(Originally posted Tuesday, March 04, 2008 )
… than the move my wife and I just endured?
Of course, a lot of things could be worse:
–*Getting a root canal James Frey style
–*Being nostril-raped by a 1 foot tall clone of Napoleon.
–*Having your hamstring cut by an obsessed male nurse who doesn’t want you to leave him.
–*Doing the limbo by driving a Carmengia under a gas truck … and not…quite…making it
–*Having a rigorously copied painting of Georges Seurat’s “A Sunday Afternoon on the Island of La Grande Jatte” tattooed on your scrotum by I. Lewis “Scooter” Libby
–*Getting bitch slapped to death by a whale’s phallus
–*Going out into the wilds of Alaska to prove your self-reliance … and then starving to death.
–*Being forced at gunpoint to type out your own suicide note in a POW camp and not being able to come up with any better verbs. Or for that matter a word that rhymes with “recalcitrant.”
–*Eating a Retribution sandwich at the Hard Cheese Cafe.

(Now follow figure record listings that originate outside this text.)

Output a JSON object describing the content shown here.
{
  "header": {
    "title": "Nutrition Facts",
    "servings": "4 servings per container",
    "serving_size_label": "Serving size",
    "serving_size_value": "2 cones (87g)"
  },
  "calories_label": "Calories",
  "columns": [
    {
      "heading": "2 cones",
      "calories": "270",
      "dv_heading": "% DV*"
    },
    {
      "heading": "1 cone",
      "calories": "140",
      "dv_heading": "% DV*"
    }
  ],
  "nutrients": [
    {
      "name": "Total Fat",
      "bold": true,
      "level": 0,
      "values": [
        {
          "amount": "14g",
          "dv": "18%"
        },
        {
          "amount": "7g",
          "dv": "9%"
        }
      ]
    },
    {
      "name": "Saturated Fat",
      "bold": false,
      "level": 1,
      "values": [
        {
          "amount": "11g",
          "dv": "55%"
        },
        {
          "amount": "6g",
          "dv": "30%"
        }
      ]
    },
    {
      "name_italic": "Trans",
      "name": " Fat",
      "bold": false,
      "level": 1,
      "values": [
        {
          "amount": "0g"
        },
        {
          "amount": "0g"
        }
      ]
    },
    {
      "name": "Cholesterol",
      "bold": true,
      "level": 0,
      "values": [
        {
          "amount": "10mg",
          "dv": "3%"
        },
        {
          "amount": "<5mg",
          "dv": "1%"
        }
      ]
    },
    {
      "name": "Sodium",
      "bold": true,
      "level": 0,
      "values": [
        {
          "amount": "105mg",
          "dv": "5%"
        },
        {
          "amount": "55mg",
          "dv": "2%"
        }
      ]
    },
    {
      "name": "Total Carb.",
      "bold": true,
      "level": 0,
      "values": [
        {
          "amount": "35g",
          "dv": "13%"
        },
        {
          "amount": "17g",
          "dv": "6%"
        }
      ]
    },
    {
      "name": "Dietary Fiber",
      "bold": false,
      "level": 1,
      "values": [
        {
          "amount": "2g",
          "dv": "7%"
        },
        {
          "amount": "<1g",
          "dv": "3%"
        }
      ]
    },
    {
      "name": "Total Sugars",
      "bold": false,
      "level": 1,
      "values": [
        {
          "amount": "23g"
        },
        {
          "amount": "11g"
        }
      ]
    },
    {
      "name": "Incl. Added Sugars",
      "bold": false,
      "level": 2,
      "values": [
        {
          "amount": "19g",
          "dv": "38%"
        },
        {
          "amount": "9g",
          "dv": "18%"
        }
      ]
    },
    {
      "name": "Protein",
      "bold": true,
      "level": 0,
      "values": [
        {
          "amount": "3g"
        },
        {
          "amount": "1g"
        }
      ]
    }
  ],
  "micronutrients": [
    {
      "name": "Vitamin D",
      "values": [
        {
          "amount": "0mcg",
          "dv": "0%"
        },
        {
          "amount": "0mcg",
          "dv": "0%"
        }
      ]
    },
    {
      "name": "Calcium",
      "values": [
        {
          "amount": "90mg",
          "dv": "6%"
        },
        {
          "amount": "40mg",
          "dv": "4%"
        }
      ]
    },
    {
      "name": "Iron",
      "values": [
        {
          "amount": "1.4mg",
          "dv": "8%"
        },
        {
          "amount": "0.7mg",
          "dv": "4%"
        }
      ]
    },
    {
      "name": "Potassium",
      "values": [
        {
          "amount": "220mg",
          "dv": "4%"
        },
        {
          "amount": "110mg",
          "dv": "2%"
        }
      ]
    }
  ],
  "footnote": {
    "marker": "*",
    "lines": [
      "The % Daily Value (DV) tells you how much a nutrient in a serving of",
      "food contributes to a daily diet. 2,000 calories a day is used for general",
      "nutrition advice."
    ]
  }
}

–*Being ear wigged by an ear wigging ear wigger
–*Having a party in your mouth and your parents are invited
–*Being Old Yeller, as opposed to having to just shoot Old Yeller
As of March 3, my wife and I have moved into our new digs. My desk was dropped and destroyed by the movers, so I will still be writing infrequently for a few days, and only then from a very hard, punishing chair.